Sementara itu, Residen L.Th. Schneider (1905-1908) berpendapat bahwa potensi subversif Pakubuwana X patut diperhitungkan. Schneider merupakan salah seorang yang pertama kali mencurigai pengaruh perjalanan Pakubuwana X ke luar daerah. Walaupun perjalanan dan kunjungan itu secara teoretis bersifat incognito, kunjungannya ke Semarang, Surabaya, Ambarawa, dan Salatiga (antara tahun 1903 dan 1906) benar-benar dapat disebut sebagai kunjungan resmi. Kunjungan itu dapat dianggap sebagai pencerminan tujuan politik Pakubuwana X yang hendak memperluas pengaruhnya sebagai raja Jawa. Ia juga melawat ke Bali dan Lombok, serta Lampung.

Pada bulan Desember 1921, Pakubuwana X melakukan perjalanan ke daerah Priangan, diiringi oleh 52 bangsawan dan abdi dalem. Setelah singgah di Semarang, Pekalongan, dan Cirebon, Pakubuwana X menetap cukup lama di Garut dan Tasikmalaya. Di Garut, ratusan orang berkumpul menanti kehadiran Pakubuwana X, sehingga merepotkan polisi Belanda. Pada bulan Februari 1922, Pakubuwana X mengadakan perjalanan lagi ke Madiun, disertai oleh 58 bangsawan dan abdi dalem. Perjalanan itu resminya sekali lagi disebut incognito, tapi justru benar-benar membuat citra Pakubuwana X semakin meningkat.

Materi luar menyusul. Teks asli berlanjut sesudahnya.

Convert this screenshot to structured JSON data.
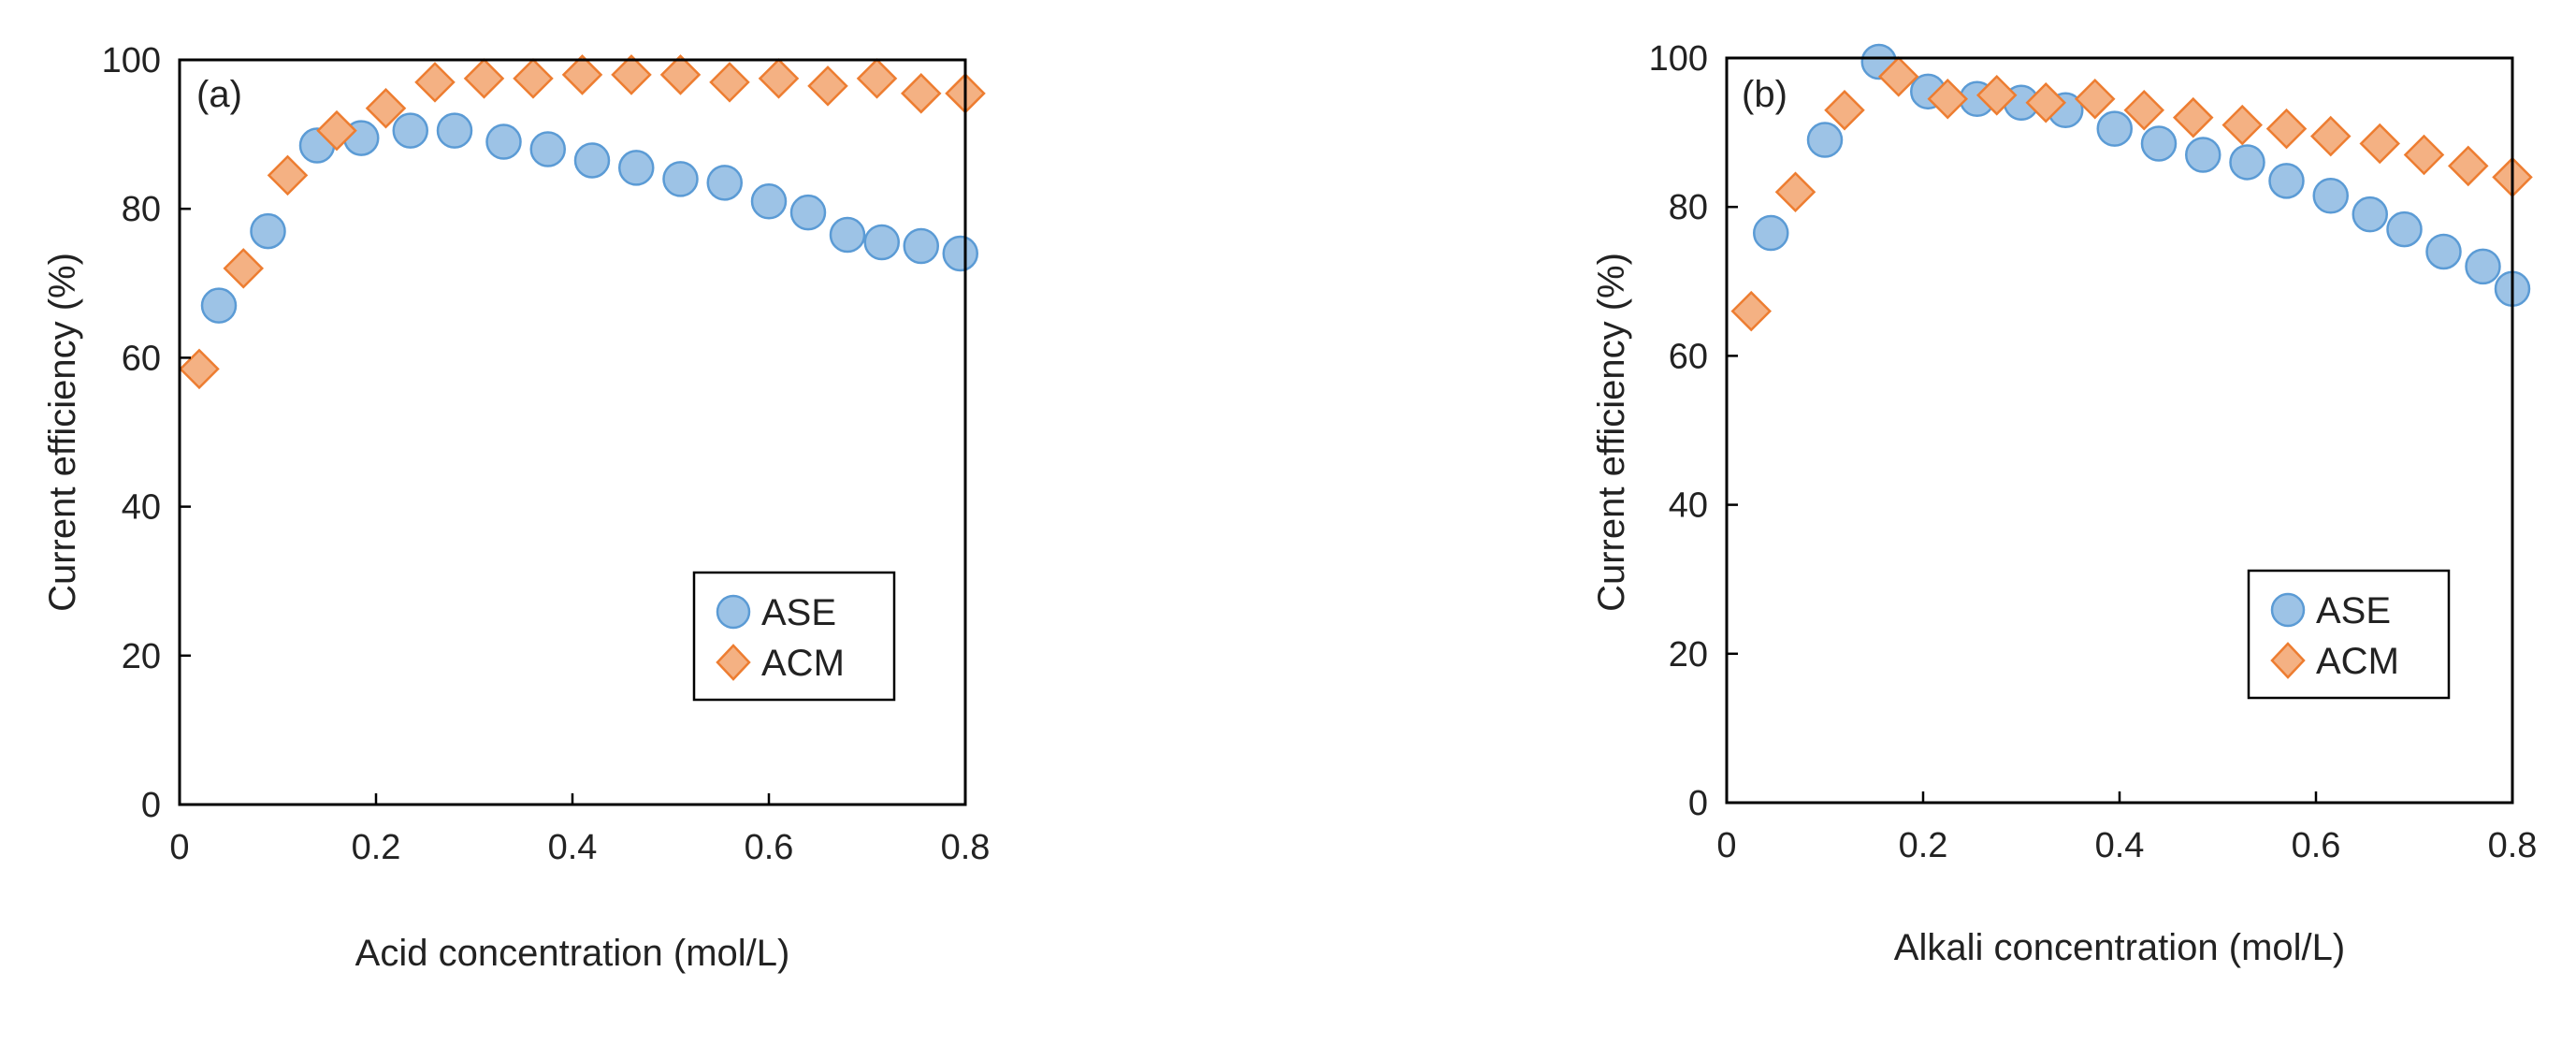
{
  "chart_data": [
    {
      "type": "scatter",
      "panel_label": "(a)",
      "title": "",
      "xlabel": "Acid concentration (mol/L)",
      "ylabel": "Current efficiency (%)",
      "xlim": [
        0,
        0.8
      ],
      "ylim": [
        0,
        100
      ],
      "xticks": [
        0,
        0.2,
        0.4,
        0.6,
        0.8
      ],
      "xtick_labels": [
        "0",
        "0.2",
        "0.4",
        "0.6",
        "0.8"
      ],
      "yticks": [
        0,
        20,
        40,
        60,
        80,
        100
      ],
      "ytick_labels": [
        "0",
        "20",
        "40",
        "60",
        "80",
        "100"
      ],
      "grid": false,
      "legend_position": "lower-right",
      "series": [
        {
          "name": "ASE",
          "marker": "circle",
          "color": "#9dc3e6",
          "edge_color": "#5b9bd5",
          "points": [
            [
              0.04,
              67
            ],
            [
              0.09,
              77
            ],
            [
              0.14,
              88.5
            ],
            [
              0.185,
              89.5
            ],
            [
              0.235,
              90.5
            ],
            [
              0.28,
              90.5
            ],
            [
              0.33,
              89
            ],
            [
              0.375,
              88
            ],
            [
              0.42,
              86.5
            ],
            [
              0.465,
              85.5
            ],
            [
              0.51,
              84
            ],
            [
              0.555,
              83.5
            ],
            [
              0.6,
              81
            ],
            [
              0.64,
              79.5
            ],
            [
              0.68,
              76.5
            ],
            [
              0.715,
              75.5
            ],
            [
              0.755,
              75
            ],
            [
              0.795,
              74
            ]
          ]
        },
        {
          "name": "ACM",
          "marker": "diamond",
          "color": "#f4b183",
          "edge_color": "#ed7d31",
          "points": [
            [
              0.02,
              58.5
            ],
            [
              0.065,
              72
            ],
            [
              0.11,
              84.5
            ],
            [
              0.16,
              90.5
            ],
            [
              0.21,
              93.5
            ],
            [
              0.26,
              97
            ],
            [
              0.31,
              97.5
            ],
            [
              0.36,
              97.5
            ],
            [
              0.41,
              98
            ],
            [
              0.46,
              98
            ],
            [
              0.51,
              98
            ],
            [
              0.56,
              97
            ],
            [
              0.61,
              97.5
            ],
            [
              0.66,
              96.5
            ],
            [
              0.71,
              97.5
            ],
            [
              0.755,
              95.5
            ],
            [
              0.8,
              95.5
            ]
          ]
        }
      ]
    },
    {
      "type": "scatter",
      "panel_label": "(b)",
      "title": "",
      "xlabel": "Alkali concentration (mol/L)",
      "ylabel": "Current efficiency (%)",
      "xlim": [
        0,
        0.8
      ],
      "ylim": [
        0,
        100
      ],
      "xticks": [
        0,
        0.2,
        0.4,
        0.6,
        0.8
      ],
      "xtick_labels": [
        "0",
        "0.2",
        "0.4",
        "0.6",
        "0.8"
      ],
      "yticks": [
        0,
        20,
        40,
        60,
        80,
        100
      ],
      "ytick_labels": [
        "0",
        "20",
        "40",
        "60",
        "80",
        "100"
      ],
      "grid": false,
      "legend_position": "lower-right",
      "series": [
        {
          "name": "ASE",
          "marker": "circle",
          "color": "#9dc3e6",
          "edge_color": "#5b9bd5",
          "points": [
            [
              0.045,
              76.5
            ],
            [
              0.1,
              89
            ],
            [
              0.155,
              99.5
            ],
            [
              0.205,
              95.5
            ],
            [
              0.255,
              94.5
            ],
            [
              0.3,
              94
            ],
            [
              0.345,
              93
            ],
            [
              0.395,
              90.5
            ],
            [
              0.44,
              88.5
            ],
            [
              0.485,
              87
            ],
            [
              0.53,
              86
            ],
            [
              0.57,
              83.5
            ],
            [
              0.615,
              81.5
            ],
            [
              0.655,
              79
            ],
            [
              0.69,
              77
            ],
            [
              0.73,
              74
            ],
            [
              0.77,
              72
            ],
            [
              0.8,
              69
            ]
          ]
        },
        {
          "name": "ACM",
          "marker": "diamond",
          "color": "#f4b183",
          "edge_color": "#ed7d31",
          "points": [
            [
              0.025,
              66
            ],
            [
              0.07,
              82
            ],
            [
              0.12,
              93
            ],
            [
              0.175,
              97.5
            ],
            [
              0.225,
              94.5
            ],
            [
              0.275,
              95
            ],
            [
              0.325,
              94
            ],
            [
              0.375,
              94.5
            ],
            [
              0.425,
              93
            ],
            [
              0.475,
              92
            ],
            [
              0.525,
              91
            ],
            [
              0.57,
              90.5
            ],
            [
              0.615,
              89.5
            ],
            [
              0.665,
              88.5
            ],
            [
              0.71,
              87
            ],
            [
              0.755,
              85.5
            ],
            [
              0.8,
              84
            ]
          ]
        }
      ]
    }
  ]
}
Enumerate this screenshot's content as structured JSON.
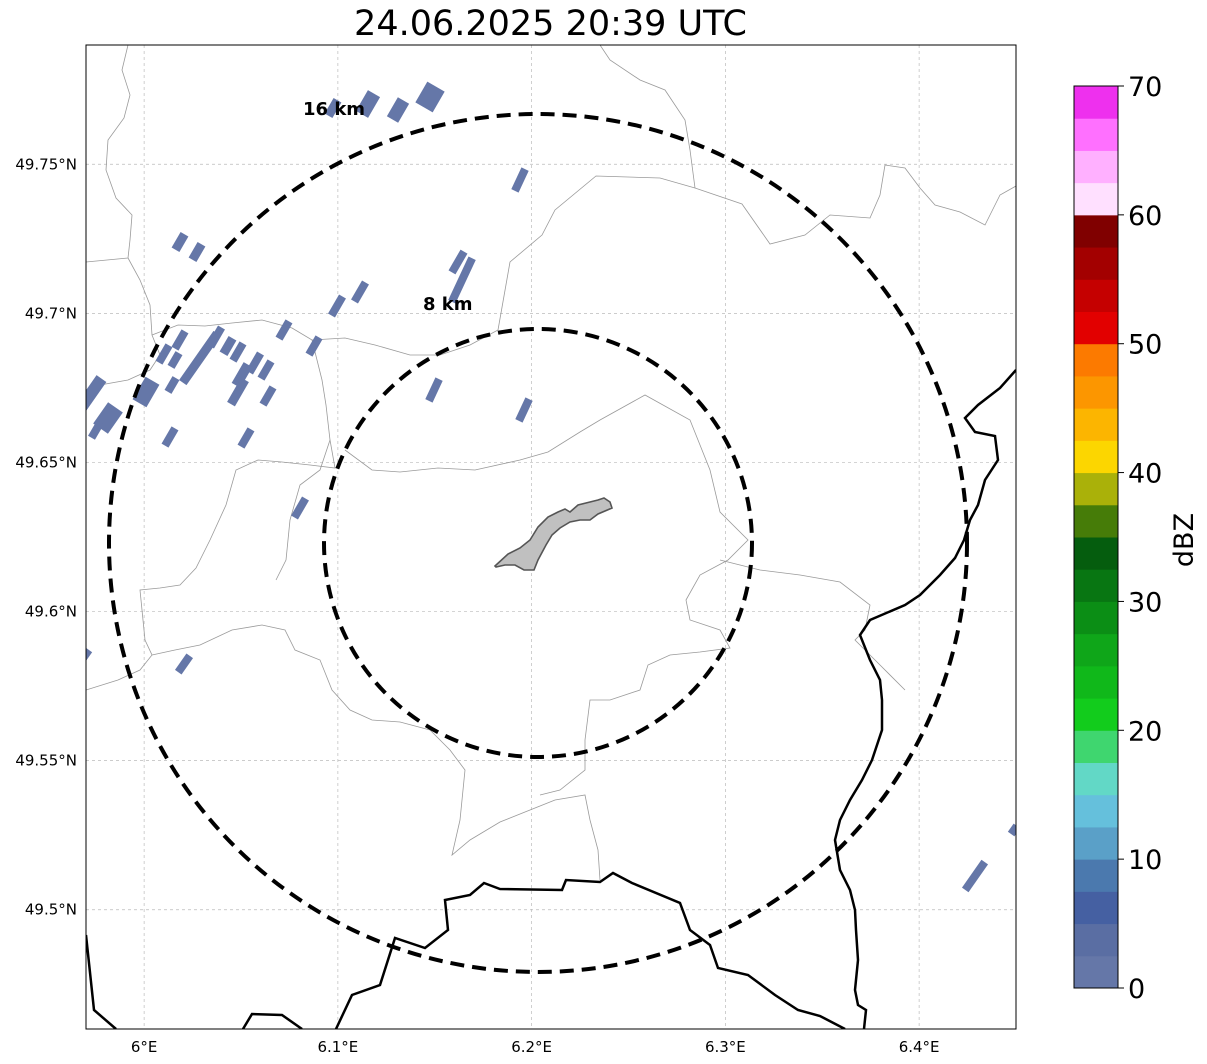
{
  "title": "24.06.2025 20:39 UTC",
  "map": {
    "lon_range": [
      5.97,
      6.45
    ],
    "lat_range": [
      49.46,
      49.79
    ],
    "lon_ticks": [
      {
        "value": 6.0,
        "label": "6°E"
      },
      {
        "value": 6.1,
        "label": "6.1°E"
      },
      {
        "value": 6.2,
        "label": "6.2°E"
      },
      {
        "value": 6.3,
        "label": "6.3°E"
      },
      {
        "value": 6.4,
        "label": "6.4°E"
      }
    ],
    "lat_ticks": [
      {
        "value": 49.75,
        "label": "49.75°N"
      },
      {
        "value": 49.7,
        "label": "49.7°N"
      },
      {
        "value": 49.65,
        "label": "49.65°N"
      },
      {
        "value": 49.6,
        "label": "49.6°N"
      },
      {
        "value": 49.55,
        "label": "49.55°N"
      },
      {
        "value": 49.5,
        "label": "49.5°N"
      }
    ],
    "grid": true,
    "center": {
      "lon": 6.203,
      "lat": 49.623
    },
    "range_rings": [
      {
        "label": "8 km",
        "radius_km": 8
      },
      {
        "label": "16 km",
        "radius_km": 16
      }
    ],
    "city_color": "#c0c0c0"
  },
  "colorbar": {
    "label": "dBZ",
    "min": 0,
    "max": 70,
    "step": 2.5,
    "ticks": [
      "0",
      "10",
      "20",
      "30",
      "40",
      "50",
      "60",
      "70"
    ],
    "colors": [
      "#6577a8",
      "#5a6ea3",
      "#4560a2",
      "#4b79ae",
      "#5aa0c8",
      "#65c0dc",
      "#62d8c6",
      "#3fd66f",
      "#12cc1c",
      "#10b81a",
      "#0fa619",
      "#0b8e15",
      "#087612",
      "#055d0e",
      "#467c08",
      "#aab109",
      "#fcd600",
      "#fcb500",
      "#fc9600",
      "#fc7a00",
      "#e20000",
      "#c50000",
      "#a30000",
      "#800000",
      "#ffe0ff",
      "#ffb0ff",
      "#ff70ff",
      "#ee30ee"
    ]
  }
}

Ia mengobral banyak hadiah tanda mata dengan lambang PB X. Bupati-bupati menerima keris dengan hiasan permata, serta para wedana dan asisten wedana memperoleh berbagai arloji emas.

Demi mendukung dan membangkitkan semangat nasionalisme masyarakat (Jawa), Pakubuwana X terus mengadakan perjalanan ke daerah-daerah. Belanda keberatan, dengan alasan biaya. Padahal, sebenarnya Belanda hendak membatasi popularitas Pakubuwana X. Sekalipun perjalanan itu bersifat incognito, tetapi Pakubuwana X selalu mengesankan di mata rakyat sebagai Kaisar Tanah Jawa. Setelah perjalanannya ke Jawa Barat dan Jawa Timur pada tahun 1922, yang bersamaan dengan meningkatnya semangat radikalisme Budi Utomo, Pakubuwana X tidak mengadakan perjalanan lagi di tahun 1923. Baru pada tahun berikutnya, ia mengadakan kunjungan besar ke Malang. Penampilannya yang mengalihkan perhatian rakyat disana menyebabkan Gubernur Jenderal Dirk Fock bahkan menyuruh Residen Nieuwenhuys mempersilakan Pakubuwana X untuk segera pulang. Alasannya, persyaratan incognito telah dilanggar. Setelah Nieuwenhuys pindah dari Surakarta, Pakubuwana X mengadakan perjalanan lagi di tahun 1927. Diiringi 44 orang bangsawan dan abdi dalem, ia mengadakan kunjungan ke Gresik, Surabaya, dan Bangkalan selama seminggu. Jumlah pengiringnya kala itu bahkan mencapai tiga kali lipat dari jumlah dalam persyaratan yang dibuat oleh Belanda.

Akhir Pemerintahan

Pakubuwana X meninggal dunia pada tanggal 1 Februari 1939 pada umur 72 tahun. Ia disebut sebagai Sinuhun Wicaksana atau raja besar dan bijaksana. Pemerintahannya kemudian digantikan oleh putranya, BRM. Antasena, yang kemudian bergelar Pakubuwana XI.

Oleh pemerintah Indonesia, Pakubuwana X dianugerahi gelar Pahlawan Nasional Indonesia pada 7 November 2011 melalui Keppres No. 113/TK/2011.